Insomma, la fede in Cristo, la disponibilità ad accogliere il suo amore e ad offrirlo agli altri, specialmente ai più poveri, con gesti concreti di fraternità, vengono prima delle regole di ordine etico che ne sono la logica conseguenza. Non si tratta di abolire queste ultime! Ma esse diventano comprensibili e praticabili solo quando si coglie la rivoluzione che Cristo è venuto a portare nelle nostre vite.
Non ci si sposa con una donna per assoggettarsi a un codice di regole, per esempio a quella della fedeltà. Ma se la si ama davvero, le si è fedele. Che amore sarebbe, altrimenti? Non si tratta, allora, di mettere in dubbio i principi della morale, ma di puntare sul punto essenziale - l'amore - che le giustifica. Diceva Francesco nell'intervista: «Non possiamo insistere solo sulle questioni legate ad aborto, matrimonio omosessuale e uso dei metodi contraccettivi. Questo non è possibile. Io non ho parlato molto di queste cose, e questo mi è stato rimproverato. Ma quando se ne parla, bisogna parlarne in un contesto. Il parere della Chiesa, del resto, lo si conosce, e io sono figlio della Chiesa, ma non è necessario parlarne in continuazione».
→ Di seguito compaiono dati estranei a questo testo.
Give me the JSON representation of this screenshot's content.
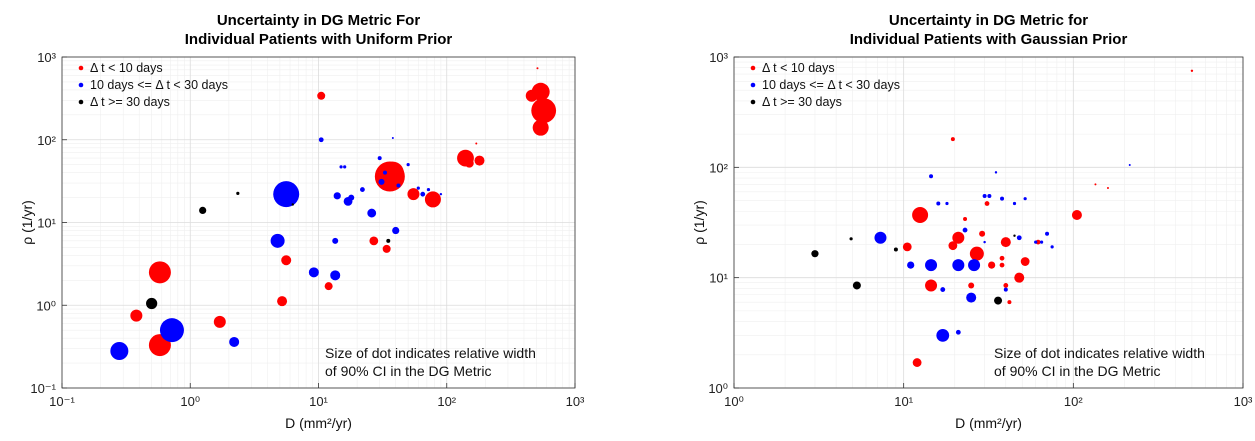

Non è vero, allora, che il Papa è rivoluzionario perché, in nome dell'amore, ha abolito la fondamentale distinzione tra il bene e il male, e, di conseguenza, il peccato. Al contrario, lo è nella misura in cui, seguendo il Vangelo, sta cercando di far capire il nesso inscindibile che c'è tra l'amore e una coerente condotta etica. Senza l’uno, l’altra scivola nel moralismo; ma senza scelte corrispondenti, l'amore si svuoterebbe, come quello di un marito che tradisse continuamente la moglie dicendo di amarla moltissimo.
Se il Papa non sta eliminando la morale, meno che mai sta avallando le unioni gay. Basta leggere il suo discorso ai superiori religiosi per rendersi contro che egli, in esso, si preoccupa solo del problema dell'educazione alla fede dei figli. Né, ancora più a monte, rifiutando di giudicare la coscienza degli omosessuali, intende giustificare l'omosessualità. Come Gesù non intendeva giustificare la prostituzione, quando accoglieva con amore e con misericordia le prostitute, o l'adulterio, quando ha perdonato all'adultera («Va’, e non peccare più»). Anche se i vangeli raccontano che ci fu chi, allora, lo credette e se ne scandalizzò. Ma forse, a giudicare dai grossolani equivoci in cui cadono, molti attuali interpreti delle posizioni di Papa Francesco i Vangeli non li hanno mai letti o, almeno, non ne ricordano bene il contenuto.